In his 2014 memoir "Neanderthal Man: In Search of Lost Genomes", Paabo wrote that he gained inspiration to study medicine at Sweden's Uppsala University from his father, who had previously been a medical doctor.
Later he learned that his father "had two families, one of which did not know about the other," he wrote.
"I had grown up as the secret extra-marital son of Sune Bergstrom," Paabo wrote, adding that he had "only occasionally" seen his father as an adult.
Paabo also followed in his father's footsteps by studying biochemistry, earning a PhD at Uppsala University for using DNA research to study a protein of adenovirus, common viruses which cause cold-like symptoms.
But Paabo had long been fascinated with mummies and "could not quite shake off my romantic fascination with ancient Egypt," he wrote in his memoir.
- An impossible task -
The crossover of his medical research using DNA and preoccupation with mummies put him on the path that would become his life's work.
"Could it be possible to study ancient DNA sequences and thereby clarify how ancient Egyptians were related to one another and to people today?" he asked in his book.
"Such questions were breathtaking. Surely they must have already occurred to someone else."
Finding that they had not, Paabo sought his own answers.
It proved a difficult task, because there are only trace amounts of DNA left in ancients remains.
He first made international news in 1985, when he published research that found a DNA fragment in the mummy of a 2,400-year-old child.
Paabo then turned his focus toward Neanderthals when he was recruited by Germany's Munich University in 1995.
A year later, he managed to sequence some mitochondrial DNA from a 40,000-year-old piece of Neanderthal bone.
He then became the head of the genetics department at the Max Planck Institute for Evolutionary Anthropology in Leipzig, Germany.
He accomplished the "seemingly impossible task" of publishing the first Neanderthal genome sequence in 2010, according to a statement from the Nobel Assembly.
The research surprised by the scientific world by showing that Neanderthal genomes are still present in one to four percent of humans from European or Asian descent.

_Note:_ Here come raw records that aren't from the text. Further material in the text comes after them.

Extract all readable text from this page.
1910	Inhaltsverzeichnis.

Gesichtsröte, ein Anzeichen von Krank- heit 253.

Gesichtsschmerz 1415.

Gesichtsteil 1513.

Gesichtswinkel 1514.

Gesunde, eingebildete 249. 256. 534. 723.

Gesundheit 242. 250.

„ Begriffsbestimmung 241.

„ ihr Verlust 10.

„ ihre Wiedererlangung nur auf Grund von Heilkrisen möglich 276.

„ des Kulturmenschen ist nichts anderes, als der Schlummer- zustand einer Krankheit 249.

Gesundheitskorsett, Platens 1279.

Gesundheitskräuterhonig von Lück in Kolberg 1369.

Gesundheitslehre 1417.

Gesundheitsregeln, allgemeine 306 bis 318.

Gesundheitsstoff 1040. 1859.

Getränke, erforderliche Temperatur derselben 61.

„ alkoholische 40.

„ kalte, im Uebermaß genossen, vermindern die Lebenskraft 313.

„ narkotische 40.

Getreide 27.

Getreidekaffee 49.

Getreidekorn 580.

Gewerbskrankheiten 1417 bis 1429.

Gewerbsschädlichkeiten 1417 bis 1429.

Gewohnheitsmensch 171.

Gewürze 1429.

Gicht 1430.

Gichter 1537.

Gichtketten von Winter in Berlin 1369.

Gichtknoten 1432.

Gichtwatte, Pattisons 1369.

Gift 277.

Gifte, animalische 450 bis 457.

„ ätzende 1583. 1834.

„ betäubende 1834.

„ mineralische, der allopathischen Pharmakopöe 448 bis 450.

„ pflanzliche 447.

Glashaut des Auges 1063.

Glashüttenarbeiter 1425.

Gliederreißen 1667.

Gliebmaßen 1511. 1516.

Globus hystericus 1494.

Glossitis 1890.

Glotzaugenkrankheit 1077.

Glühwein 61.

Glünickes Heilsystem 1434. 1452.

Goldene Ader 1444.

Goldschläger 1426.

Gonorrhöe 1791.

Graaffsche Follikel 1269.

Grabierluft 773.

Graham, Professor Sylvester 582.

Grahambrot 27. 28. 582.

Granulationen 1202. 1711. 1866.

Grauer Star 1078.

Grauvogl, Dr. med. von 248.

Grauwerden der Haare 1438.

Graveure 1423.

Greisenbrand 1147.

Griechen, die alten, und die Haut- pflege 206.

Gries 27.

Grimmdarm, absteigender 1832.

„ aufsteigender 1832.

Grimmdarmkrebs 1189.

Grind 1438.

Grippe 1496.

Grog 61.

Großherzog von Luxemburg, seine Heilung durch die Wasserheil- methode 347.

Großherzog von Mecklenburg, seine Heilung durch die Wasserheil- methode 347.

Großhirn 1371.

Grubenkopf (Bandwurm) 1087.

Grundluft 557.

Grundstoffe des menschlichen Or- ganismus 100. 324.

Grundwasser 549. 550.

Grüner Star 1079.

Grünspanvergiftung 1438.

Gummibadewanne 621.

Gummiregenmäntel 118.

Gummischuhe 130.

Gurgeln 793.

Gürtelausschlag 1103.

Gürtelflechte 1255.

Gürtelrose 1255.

"We find traces of their DNA everywhere," Paabo told AFP in 2018.
- 'Normal human beings' -
Also in 2010, Paabo and his team revealed the existence of Denisovans, an extinct human relative, just by sequencing the DNA from a 40,000-year-old finger bone.
Only a year before these breakthroughs were published, Paabo developed potentially life-threatening blood clots in his lungs.
While researching his illness, "to my amazement I stumbled upon references to my father's work in 1943", Paabo wrote in his memoir.
His father had "elucidated the chemical structure of herapain," the drug "which had perhaps saved my life," he wrote.
In an interview published by the Nobels on Monday, he said that having a Nobel-winning parent may have also given him confidence by showing that "such people are normal human beings and it's not such an amazing thing".
"You don't put your parents on a pedestal," he added.
He now identifies as bisexual and has two children with primatologist Linda Vigilant, who also works at the Max Planck Institute.